China will help fund and build a new regional international airport in Pokhara. Of this 75 per cent of the funding will carry a 2 per cent interest rate while the rest will be interest-free. The airport is to be built by China's CAMC Engineering Co. Construction on the airport started on April 13, and is expected to be finished by 2020.

“There is no doubt that having a new airport in Pokhara is going to be extremely beneficial for us,” says Dr Dabadi. “Direct flights to Pokhara will spur business expansion there, especially in the tourism sector.” Since everything does not necessarily need to be concentrated in Kathmandu, “it will be easier to carry out air trades through regional airports,” says Dr Dabadi. “But everything depends on the technicalities in the deals—whether the airport and the airplanes will be allowed to be used for trade or not.” The airport should also help attract more visitors to the trekking routes around Pokhara, and to increase tourist flow into Mustang and Manang.

 

Overall benefit

(Source: india.com)

China is a fast-growing economy, and in the near future, it is going to be the largest economy in the world. “It is therefore necessary to increase economic linkages with China because if we are able to tap into even a small sector of their rapidly growing market, then we can reap many benefits,” says Dr Dabadi. “But until now, we have not been making agreements like we were doing a business with China. We only keep asking these countries to do something for us. Unless both parties gain something out the deals, it will not be sustainable.”

“But until now, we have not been making agreements like we were doing a business with China. We only keep asking these countries to do something for us. Unless both parties gain something out the deals, it will not be sustainable.”

 

Ripple effects

(Source: www.rippleeffectweb.com)

Rather than the direct impacts, it’s the knock-on effects that will help the Nepali economy. The new pacts will see the free market become more challenging yet more productive than before. But it should be noted that the signing of the pacts is just the foundation. There is more work to be done to reap maximum benefits from this. We could start by pushing for the building of a land route to China, because the long-term gains are contingent on that network’s being in place.

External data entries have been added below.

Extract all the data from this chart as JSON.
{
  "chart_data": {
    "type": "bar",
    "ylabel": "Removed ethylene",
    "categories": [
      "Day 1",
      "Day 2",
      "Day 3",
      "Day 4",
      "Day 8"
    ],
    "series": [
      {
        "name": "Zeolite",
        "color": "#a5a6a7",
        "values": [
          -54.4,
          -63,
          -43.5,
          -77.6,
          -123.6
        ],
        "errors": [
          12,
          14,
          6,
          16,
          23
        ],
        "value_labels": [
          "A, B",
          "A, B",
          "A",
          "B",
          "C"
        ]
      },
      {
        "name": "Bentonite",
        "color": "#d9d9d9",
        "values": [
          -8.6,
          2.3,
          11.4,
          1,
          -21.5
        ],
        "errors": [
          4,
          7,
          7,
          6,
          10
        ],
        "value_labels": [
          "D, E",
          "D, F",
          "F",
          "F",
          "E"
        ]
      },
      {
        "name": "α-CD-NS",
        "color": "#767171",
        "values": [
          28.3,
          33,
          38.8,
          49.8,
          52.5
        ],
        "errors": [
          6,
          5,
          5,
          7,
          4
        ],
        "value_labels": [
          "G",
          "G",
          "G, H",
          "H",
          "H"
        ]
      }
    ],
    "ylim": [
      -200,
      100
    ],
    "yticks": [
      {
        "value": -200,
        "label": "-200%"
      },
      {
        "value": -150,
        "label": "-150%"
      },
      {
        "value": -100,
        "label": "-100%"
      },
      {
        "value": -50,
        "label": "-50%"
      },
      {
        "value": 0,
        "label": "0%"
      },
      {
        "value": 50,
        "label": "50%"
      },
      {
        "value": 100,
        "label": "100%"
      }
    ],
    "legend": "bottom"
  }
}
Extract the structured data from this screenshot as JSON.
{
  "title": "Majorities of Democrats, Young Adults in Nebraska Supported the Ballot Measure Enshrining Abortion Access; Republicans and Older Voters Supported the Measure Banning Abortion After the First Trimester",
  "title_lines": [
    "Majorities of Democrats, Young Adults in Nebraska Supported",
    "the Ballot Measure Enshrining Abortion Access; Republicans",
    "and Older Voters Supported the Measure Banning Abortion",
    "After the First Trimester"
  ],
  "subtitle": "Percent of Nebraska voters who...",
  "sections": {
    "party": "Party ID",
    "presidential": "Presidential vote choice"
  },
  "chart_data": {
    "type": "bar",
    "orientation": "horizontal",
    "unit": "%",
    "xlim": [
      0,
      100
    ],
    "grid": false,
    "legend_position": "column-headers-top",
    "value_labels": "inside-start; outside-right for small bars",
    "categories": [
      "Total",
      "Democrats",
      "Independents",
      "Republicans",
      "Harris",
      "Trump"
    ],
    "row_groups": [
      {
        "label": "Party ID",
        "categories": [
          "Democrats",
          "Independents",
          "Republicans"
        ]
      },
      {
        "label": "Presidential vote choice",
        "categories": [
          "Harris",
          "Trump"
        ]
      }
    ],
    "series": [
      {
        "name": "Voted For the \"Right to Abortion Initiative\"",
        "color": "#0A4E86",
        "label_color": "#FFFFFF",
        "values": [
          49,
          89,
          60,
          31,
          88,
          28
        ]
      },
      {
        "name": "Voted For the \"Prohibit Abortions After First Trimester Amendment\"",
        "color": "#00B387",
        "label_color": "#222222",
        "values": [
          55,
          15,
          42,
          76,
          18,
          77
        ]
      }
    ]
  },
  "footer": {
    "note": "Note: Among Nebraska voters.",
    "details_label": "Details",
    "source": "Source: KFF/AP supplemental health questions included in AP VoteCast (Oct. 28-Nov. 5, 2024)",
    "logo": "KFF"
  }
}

“With new options on the table, there will be opportunities for startups too,” says Dr Dabadi. The new pacts should provide new areas for entrepreneurs to explore. Startups and small businesses need to be flexible enough to adapt to the changing landscape that the foreign direct investment from China will create, and raise their standards to improve their own efficiency. Only if our businesses are ready to compete in the new marketplace, will the economy grow.

Startups and small businesses need to be flexible enough to adapt to the changing landscape that the foreign direct investment from China will create, and raise their standards to improve their own efficiency. Only if our businesses are ready to compete in the new marketplace, will the economy grow.